What: Started in 2016 by designer Maggie Hewitt, it’s arguably New Zealand’s buzziest label-of-the-moment.
Fashion factor: It enjoys the distinction of being the ﬁrst-ever brand to have its debut collection snapped up by Net-a-porter in the latter’s history – if that isn’t a positive indicator, we don’t what is. Understanding why the luxury e-retail giant did so is easy: Hewitt’s blend of feminine, wearable separates-with-a-twist (frayed hems, unexpected rufﬂes) and on-trend athleisure staples (bell-bottom track pants) are prime Instagram fashion fodder. Despite her youth – she’s all of 24 – the brand has since been picked up by more than 70 other stockists worldwide, including Saks Fifth Avenue, Lane Crawford and Moda Operandi; then came a nomination for last year’s LVMH Prize. Last we checked, her celebrity fans are made up of equally trendy meets-cool It girls like Kendall Jenner and Saoirse Ronan.
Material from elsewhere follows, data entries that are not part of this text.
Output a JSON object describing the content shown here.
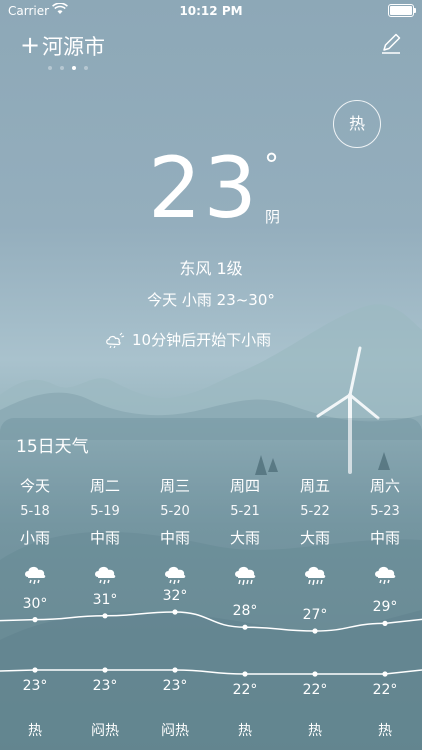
{
  "status_bar": {
    "carrier": "Carrier",
    "time": "10:12 PM"
  },
  "header": {
    "add_icon": "plus-icon",
    "city": "河源市",
    "page_dots": 4,
    "active_dot": 3,
    "edit_icon": "pencil-icon"
  },
  "current": {
    "badge": "热",
    "temperature": "23",
    "degree_symbol": "°",
    "condition": "阴",
    "wind": "东风 1级",
    "today_summary": "今天 小雨 23~30°",
    "rain_alert": "10分钟后开始下小雨"
  },
  "forecast": {
    "title": "15日天气",
    "days": [
      {
        "name": "今天",
        "date": "5-18",
        "condition": "小雨",
        "icon": "rain-cloud-icon",
        "high": 30,
        "low": 23,
        "feel": "热"
      },
      {
        "name": "周二",
        "date": "5-19",
        "condition": "中雨",
        "icon": "rain-cloud-icon",
        "high": 31,
        "low": 23,
        "feel": "闷热"
      },
      {
        "name": "周三",
        "date": "5-20",
        "condition": "中雨",
        "icon": "rain-cloud-icon",
        "high": 32,
        "low": 23,
        "feel": "闷热"
      },
      {
        "name": "周四",
        "date": "5-21",
        "condition": "大雨",
        "icon": "heavy-rain-cloud-icon",
        "high": 28,
        "low": 22,
        "feel": "热"
      },
      {
        "name": "周五",
        "date": "5-22",
        "condition": "大雨",
        "icon": "heavy-rain-cloud-icon",
        "high": 27,
        "low": 22,
        "feel": "热"
      },
      {
        "name": "周六",
        "date": "5-23",
        "condition": "中雨",
        "icon": "rain-cloud-icon",
        "high": 29,
        "low": 22,
        "feel": "热"
      }
    ]
  },
  "colors": {
    "sky_top": "#8da8b7",
    "mountain": "#6d8c96",
    "text": "#ffffff"
  }
}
Eco factor: With the exception of its made-in-Italy knitwear, everything that Hewitt designs and sells is produced in her home base of Auckland to ease her carbon footprint. Her fabric choices (think organic cottons and ethically produced silks) are likewise chosen with care.
What: The Budapest-based label started by designer Sandra Sandor in 2005 (yes, 13 years ago).
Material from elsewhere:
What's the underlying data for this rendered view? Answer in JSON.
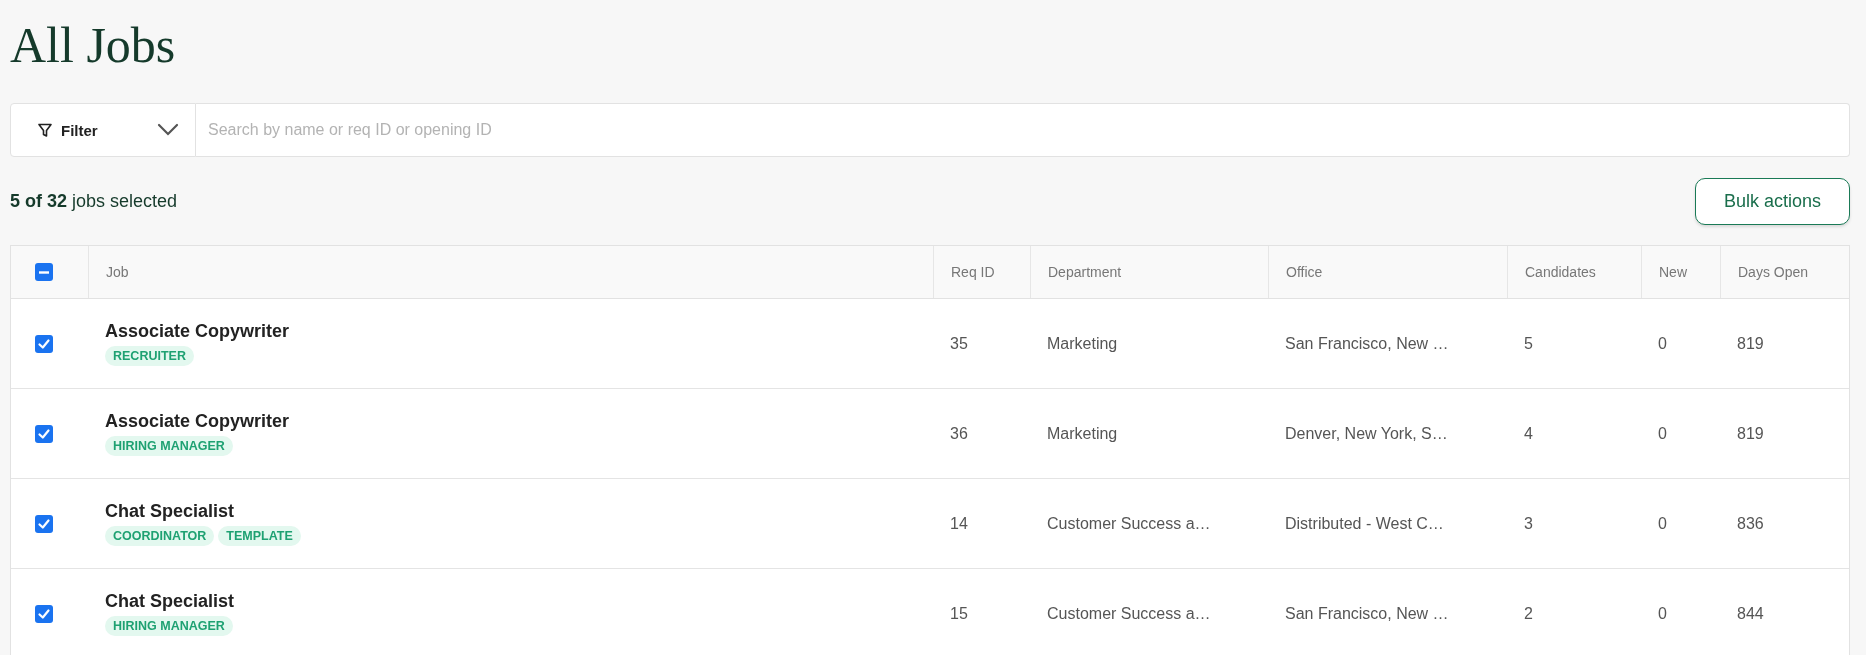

Fashion factor: For all its age, it’s only in the past year that the brand has ventured beyond its hometown (it held its ﬁrst show at New York Fashion Week this February). The result has been a newfound fan base that includes stockist Net-a-porter, as well as celebrities ranging from Caroline de Maigret to Charlize Theron. The latter group reﬂects the brand’s womanly-chic-but-notovertly-trendy aesthetic – cue this season’s obi-style, bleach denim wrap dress with a criss-cross back, or polka-dot chiffon blouse with a waist tie. The fact that its signature vegan leather bags look an awful lot like they’re made of the real thing only adds to the brand’s increasing popularity and visibility.
Eco factor: Nanushka’s vegan leather goods are made sans tanning, a process often reported as a serious source of pollution (for one, some manufacturers are known to dump their hazardous byproduct into waterways). Sandor is also aiming to fully convert to using sustainable materials by 2020.
What: The 2017 LVMH Prize-nominated eponymous label by Irish designer Richard Malone, a fast-rising star on the London Fashion Week (LFW) calendar.
Fashion factor: The 26-year-old Malone has already earned comparisons to Simone Rocha, J.W. Anderson and Christopher Kane – all former “ones to watch” who’ve become tent-pole names of LFW and beyond. In just three years, he’s gained a reputation for sculptural, brightly coloured knits and modern tailoring; sophisticated showpieces that make helluva artistic statement. That ought not to overshadow a practical side: most of his garments are made from machine-washable fabrics, come with pockets, and – most importantly – ﬂatter women’s ﬁgures. Small wonder that directional retailers like Leclaireur in Paris and Joyce in Hong Kong stock him.
Eco factor: Known to oppose mass production, Malone collaborates with female Indian artisans who weave recycled yarns by hand, then colour them with plant-based dyes to reduce resources, as well as aid their community. Any excess fabric is archived for use in future collections.